Я молчала и плакала.

Глубокой ночью, меня разбудил странный звук.

Я проснулась и какое-то время не могла понять, где нахожусь. Гостиная нашего старенького дома рассеялась, мама тоже ушла. Остались только слезы на мокрой подушке.

Я подняла голову, там, в темноте кто-то был. Тени. Я видела множество теней. Черные силуэты шептались, подкрадываясь все ближе ко мне. Они хихикали и что-то замышляли и ступали по полу практически бесшумно, как призраки.


Глава третья

Я натянула одеяло до самых глаз, а тени девочек, заметив, что я проснулась, вдруг расселись вокруг меня, кто на мою койку, а кто просто на пол.

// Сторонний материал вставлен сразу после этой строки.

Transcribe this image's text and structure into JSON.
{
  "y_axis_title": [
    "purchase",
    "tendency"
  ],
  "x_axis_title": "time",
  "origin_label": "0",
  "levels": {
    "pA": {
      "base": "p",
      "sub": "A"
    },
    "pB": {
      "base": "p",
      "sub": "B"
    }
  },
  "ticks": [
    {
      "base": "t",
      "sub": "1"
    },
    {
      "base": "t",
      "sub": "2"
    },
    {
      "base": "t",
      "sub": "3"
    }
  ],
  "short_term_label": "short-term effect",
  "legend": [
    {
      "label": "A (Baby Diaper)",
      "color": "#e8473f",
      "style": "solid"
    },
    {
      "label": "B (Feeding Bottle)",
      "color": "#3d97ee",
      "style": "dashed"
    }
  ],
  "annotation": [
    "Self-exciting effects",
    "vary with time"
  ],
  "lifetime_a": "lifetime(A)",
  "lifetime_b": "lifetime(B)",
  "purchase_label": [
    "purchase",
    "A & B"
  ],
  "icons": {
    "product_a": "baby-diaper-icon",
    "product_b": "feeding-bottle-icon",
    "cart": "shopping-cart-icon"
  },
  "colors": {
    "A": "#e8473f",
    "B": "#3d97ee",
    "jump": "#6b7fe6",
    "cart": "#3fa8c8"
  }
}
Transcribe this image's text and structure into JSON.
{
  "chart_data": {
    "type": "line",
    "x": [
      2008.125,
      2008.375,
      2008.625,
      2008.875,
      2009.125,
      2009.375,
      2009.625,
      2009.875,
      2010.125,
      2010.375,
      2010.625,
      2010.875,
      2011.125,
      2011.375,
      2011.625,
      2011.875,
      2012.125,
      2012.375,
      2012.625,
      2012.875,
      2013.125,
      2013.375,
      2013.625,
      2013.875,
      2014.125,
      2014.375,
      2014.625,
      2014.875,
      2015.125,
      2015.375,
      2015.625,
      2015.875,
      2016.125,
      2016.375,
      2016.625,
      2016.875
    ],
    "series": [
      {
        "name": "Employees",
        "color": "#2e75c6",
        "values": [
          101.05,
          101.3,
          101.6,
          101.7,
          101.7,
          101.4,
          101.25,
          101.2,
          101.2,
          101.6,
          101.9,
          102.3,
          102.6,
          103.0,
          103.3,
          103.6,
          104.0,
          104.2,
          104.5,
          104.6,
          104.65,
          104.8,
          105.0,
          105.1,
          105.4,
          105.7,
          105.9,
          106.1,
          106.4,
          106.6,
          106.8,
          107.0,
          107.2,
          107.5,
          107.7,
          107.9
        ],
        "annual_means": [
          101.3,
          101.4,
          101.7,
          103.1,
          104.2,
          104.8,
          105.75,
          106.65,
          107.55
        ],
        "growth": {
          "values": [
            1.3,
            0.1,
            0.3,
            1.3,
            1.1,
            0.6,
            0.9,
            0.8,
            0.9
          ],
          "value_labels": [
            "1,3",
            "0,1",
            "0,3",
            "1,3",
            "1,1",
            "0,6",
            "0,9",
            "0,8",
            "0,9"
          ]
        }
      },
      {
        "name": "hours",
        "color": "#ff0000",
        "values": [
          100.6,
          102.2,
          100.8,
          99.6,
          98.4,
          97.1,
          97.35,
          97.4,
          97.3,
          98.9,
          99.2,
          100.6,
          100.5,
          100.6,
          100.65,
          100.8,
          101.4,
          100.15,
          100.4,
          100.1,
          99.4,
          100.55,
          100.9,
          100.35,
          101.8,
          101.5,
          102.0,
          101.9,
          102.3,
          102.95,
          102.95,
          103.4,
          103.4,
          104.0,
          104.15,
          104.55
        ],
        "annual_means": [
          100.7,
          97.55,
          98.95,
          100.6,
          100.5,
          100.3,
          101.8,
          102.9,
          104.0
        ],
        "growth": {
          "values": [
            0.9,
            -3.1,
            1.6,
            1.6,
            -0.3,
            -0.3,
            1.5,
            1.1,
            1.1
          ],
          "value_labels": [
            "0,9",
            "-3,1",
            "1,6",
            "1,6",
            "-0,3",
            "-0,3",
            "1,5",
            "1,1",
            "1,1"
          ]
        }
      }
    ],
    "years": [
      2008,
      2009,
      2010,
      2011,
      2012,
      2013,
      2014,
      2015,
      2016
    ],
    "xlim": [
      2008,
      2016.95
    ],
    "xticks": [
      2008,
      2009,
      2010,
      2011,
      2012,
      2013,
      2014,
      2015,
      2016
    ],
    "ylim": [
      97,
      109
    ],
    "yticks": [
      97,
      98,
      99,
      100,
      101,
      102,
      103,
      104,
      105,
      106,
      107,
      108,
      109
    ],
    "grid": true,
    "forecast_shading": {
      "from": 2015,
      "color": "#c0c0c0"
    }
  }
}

– Не бойся, – сказала одна из теней, та, что взгромоздилась у моих ног. Я не видела лица этой девочки, только ее растрепанные волосы, торчащие в разные стороны на фоне голубого окна. – Мы хотим познакомиться. Как твое имя?

Тогда я поняла, что бояться, мне не стоит.

– Гвен Фостер, – ответила я, высовываясь из-под одеяла. – Я новенькая.

– Я, Нелли Кроссман, – ответила тень у моих ног.

– Мне очень приятно, – сказала я.

– Мне тоже.

Вдруг заговорила тень снизу. Я повернула голову и увидела сидящую на полу девочку в огромных очках с очень толстыми линзами.

– Меня зовут Тори Грехэм, – сказала смешная девочка и протянула мне руку.

– Гвен.

Кожа ладони Тори, показалась мне очень грубой, даже мальчишеской.

– Очень приятно. – Тори Грехэм улыбнулась и придвинулась ближе к моей кровати.